Argentina's shale potential hit as small firms struggle for funds

BUENOS AIRES, June 19 (Reuters) - Small shale producers, which powered development of the sector in the United States, are struggling to break into Argentina due to financing difficulties and lack of infrastructure, analysts and industry sources say.

The Vaca Muerta deposit, located in western Argentina, is a Belgium-sized play regarded as the world’s second-largest shale gas development. Successive governments in Argentina have targeted Vaca Muerta as the means of reversing its energy deficit but its development has been hindered by lack of infrastructure.

Juan Jose Aranguren, who was replaced on Saturday as Argentina’s energy minister, said last week the investment by small- and medium-sized companies was essential to reduce costs at Vaca Muerta to unlock Argentina’s shale potential.

Argentina has the world’s No. 2 shale gas and No. 4 shale oil reserves.

Last year, Exxon Mobil Corp, BP Plc unit Pan American Energy, Wintershall Holding, Total SA and Equinor, formerly known as Statoil, announced investments in Vaca Muerta.

Despite efforts by the national government and the regional government of Neuquen, one of the states spanned by Vaca Muerta, few small shale firms have been willing to invest.

Retama Argentina, a subsidiary of U.S. firm Retamco Operating Inc, and Vista Oil, a company founded by the former chief executive of Argentine national oil company YPF SA , Miguel Galuccio, are the only two small firms with their own independent operations in Vaca Muerta.

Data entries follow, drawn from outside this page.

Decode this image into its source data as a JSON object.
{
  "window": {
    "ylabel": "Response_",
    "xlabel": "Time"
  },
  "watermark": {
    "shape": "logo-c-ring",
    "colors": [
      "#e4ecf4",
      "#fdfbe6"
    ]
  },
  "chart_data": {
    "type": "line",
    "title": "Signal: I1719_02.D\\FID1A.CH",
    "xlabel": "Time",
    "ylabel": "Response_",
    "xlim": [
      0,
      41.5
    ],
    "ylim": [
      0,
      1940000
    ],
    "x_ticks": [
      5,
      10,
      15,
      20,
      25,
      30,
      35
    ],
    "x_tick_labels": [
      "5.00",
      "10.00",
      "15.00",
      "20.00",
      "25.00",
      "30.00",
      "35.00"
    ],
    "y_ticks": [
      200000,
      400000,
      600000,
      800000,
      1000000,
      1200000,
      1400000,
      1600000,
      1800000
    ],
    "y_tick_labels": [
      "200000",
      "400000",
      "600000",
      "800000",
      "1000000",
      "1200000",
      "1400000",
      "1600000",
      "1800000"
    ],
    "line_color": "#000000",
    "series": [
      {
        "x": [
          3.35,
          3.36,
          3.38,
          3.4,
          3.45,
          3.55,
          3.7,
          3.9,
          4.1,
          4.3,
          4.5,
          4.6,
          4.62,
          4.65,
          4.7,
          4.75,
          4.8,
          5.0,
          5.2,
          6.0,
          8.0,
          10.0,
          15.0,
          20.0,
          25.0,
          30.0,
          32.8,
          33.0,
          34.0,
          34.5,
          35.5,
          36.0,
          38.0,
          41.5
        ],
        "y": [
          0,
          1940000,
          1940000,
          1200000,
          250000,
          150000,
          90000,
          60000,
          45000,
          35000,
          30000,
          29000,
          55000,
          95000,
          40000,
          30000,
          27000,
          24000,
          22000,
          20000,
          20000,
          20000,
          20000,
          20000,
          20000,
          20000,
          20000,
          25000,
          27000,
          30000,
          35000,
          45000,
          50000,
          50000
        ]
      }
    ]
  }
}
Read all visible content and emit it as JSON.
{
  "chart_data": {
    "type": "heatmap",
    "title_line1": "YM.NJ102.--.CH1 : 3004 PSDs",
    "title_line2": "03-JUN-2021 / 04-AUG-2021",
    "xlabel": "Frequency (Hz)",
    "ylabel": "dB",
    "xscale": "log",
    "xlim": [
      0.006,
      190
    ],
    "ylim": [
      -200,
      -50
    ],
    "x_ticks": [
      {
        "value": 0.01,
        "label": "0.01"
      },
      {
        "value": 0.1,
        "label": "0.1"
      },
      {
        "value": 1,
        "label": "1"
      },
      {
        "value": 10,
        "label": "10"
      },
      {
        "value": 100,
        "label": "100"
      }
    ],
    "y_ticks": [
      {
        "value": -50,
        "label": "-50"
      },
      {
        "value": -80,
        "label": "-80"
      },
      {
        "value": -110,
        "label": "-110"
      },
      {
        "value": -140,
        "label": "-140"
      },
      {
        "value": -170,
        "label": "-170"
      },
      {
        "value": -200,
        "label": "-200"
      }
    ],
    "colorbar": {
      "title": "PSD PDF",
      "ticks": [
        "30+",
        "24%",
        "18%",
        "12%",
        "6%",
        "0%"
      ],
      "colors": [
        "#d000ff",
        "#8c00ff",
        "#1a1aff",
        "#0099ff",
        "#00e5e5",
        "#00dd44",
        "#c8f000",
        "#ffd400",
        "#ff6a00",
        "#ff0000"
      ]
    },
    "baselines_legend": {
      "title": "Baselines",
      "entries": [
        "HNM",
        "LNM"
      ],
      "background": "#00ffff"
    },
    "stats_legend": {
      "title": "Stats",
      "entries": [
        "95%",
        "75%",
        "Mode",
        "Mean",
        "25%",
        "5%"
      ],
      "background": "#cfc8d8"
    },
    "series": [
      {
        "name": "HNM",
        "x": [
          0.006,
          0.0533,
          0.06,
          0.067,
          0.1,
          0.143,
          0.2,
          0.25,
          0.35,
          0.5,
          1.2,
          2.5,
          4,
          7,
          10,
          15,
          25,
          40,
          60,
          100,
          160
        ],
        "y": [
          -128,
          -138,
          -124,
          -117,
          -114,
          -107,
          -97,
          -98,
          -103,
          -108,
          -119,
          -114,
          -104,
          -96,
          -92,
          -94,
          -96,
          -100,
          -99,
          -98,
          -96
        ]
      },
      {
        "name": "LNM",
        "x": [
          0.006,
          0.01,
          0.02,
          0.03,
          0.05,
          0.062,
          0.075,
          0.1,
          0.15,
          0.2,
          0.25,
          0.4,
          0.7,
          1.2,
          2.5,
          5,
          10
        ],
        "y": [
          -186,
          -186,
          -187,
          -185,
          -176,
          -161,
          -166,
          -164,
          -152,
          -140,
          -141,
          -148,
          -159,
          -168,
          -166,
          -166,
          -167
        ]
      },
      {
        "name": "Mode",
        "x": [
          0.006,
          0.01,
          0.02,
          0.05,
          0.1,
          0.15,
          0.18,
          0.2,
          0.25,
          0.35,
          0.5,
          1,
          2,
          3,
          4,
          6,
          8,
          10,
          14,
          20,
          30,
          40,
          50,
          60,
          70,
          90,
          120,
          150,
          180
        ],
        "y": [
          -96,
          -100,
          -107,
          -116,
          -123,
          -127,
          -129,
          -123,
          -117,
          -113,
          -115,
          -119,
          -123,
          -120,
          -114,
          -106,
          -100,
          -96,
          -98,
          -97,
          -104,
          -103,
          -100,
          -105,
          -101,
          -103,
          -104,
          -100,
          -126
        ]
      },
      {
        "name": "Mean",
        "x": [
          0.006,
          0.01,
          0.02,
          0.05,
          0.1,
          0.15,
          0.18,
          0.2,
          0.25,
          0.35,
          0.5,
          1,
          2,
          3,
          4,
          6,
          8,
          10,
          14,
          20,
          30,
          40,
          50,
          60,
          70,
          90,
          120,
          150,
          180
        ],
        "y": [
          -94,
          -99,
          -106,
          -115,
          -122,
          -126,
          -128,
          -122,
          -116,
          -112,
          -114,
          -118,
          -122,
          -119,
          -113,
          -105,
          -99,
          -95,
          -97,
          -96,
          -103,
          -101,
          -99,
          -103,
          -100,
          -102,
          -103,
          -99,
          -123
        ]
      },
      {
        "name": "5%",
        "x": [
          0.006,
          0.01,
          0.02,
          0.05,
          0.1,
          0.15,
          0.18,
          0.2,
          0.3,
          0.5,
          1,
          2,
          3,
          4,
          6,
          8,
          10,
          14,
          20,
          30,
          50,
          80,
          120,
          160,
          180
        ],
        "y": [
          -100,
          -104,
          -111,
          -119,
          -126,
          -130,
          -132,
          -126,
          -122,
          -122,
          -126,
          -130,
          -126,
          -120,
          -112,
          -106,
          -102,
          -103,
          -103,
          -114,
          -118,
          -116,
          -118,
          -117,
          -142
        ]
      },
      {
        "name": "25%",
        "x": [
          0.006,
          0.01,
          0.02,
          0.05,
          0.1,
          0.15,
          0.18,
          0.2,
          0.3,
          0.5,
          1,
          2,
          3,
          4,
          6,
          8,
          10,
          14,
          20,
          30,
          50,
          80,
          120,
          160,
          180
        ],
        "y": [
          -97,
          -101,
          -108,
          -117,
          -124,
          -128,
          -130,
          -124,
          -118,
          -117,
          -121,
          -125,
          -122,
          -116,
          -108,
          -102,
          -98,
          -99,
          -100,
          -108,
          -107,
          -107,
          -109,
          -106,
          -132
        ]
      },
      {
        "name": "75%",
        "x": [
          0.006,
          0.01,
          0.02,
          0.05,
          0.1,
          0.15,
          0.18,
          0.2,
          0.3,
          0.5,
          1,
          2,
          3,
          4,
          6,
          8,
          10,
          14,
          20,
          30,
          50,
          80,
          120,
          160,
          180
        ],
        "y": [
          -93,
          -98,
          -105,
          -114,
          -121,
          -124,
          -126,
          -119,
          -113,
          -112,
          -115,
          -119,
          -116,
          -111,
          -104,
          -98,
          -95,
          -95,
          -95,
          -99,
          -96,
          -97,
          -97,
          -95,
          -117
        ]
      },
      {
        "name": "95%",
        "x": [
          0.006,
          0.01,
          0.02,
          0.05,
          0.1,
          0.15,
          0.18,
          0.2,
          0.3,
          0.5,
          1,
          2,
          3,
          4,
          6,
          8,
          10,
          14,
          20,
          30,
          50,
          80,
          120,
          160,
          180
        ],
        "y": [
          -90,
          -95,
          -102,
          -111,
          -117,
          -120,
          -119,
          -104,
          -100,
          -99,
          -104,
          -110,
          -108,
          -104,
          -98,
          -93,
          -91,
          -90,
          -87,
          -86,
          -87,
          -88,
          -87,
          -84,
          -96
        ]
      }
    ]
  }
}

“Even if the returns are enormous, at the end of the day, the startup costs in Vaca Muerta are very high and there is a considerable risk involved,” said David Tawil, president of Maglan Capital, the largest shareholder in Madalena Energy, a small cap oil company that chose to partner with Pan American Energy LLC to enter Vaca Muerta.

Madalena Energy hopes to start trading on the Buenos Aires stock exchange in the coming months.

Vista Oil has said it expects to start producing from its first non-conventional oil in Vaca Muerta in the first quarter of next year. Retama is planning to drill between four and five horizontal wells and start selling gas in the second half of 2020.

Industry sources and analysts told Reuters that lack of financing, high costs and lack of infrastructure makes Vaca Muerta unappetising for companies with scant resources.

“The shale revolution in the United States was done by small companies, which requires more players and more diversification. You need investment which is not only carried out by the majors,” said an industry source who asked not to be identified.

At the giant Eagle Ford shale field in Texas, there are currently more than 200 companies operating.

In the United States, financing costs are much lower and shale producing areas have been better explored, considerably reducing the risk for companies investing there, Tawil said. That is not the case, however, for Vaca Muerta.

Argentina’s central bank hiked its benchmark interest rate to 40 percent last month - the highest in the world - and supplies of credit from local banks are drying up. The central bank announced plans on Monday to raise reserve requirements for local banks.

“The big challenge (in Argentina) is going to be capital. The financial system is small,” said Diego Garcia, an analyst with Bain & Company covering the oil and gas sector.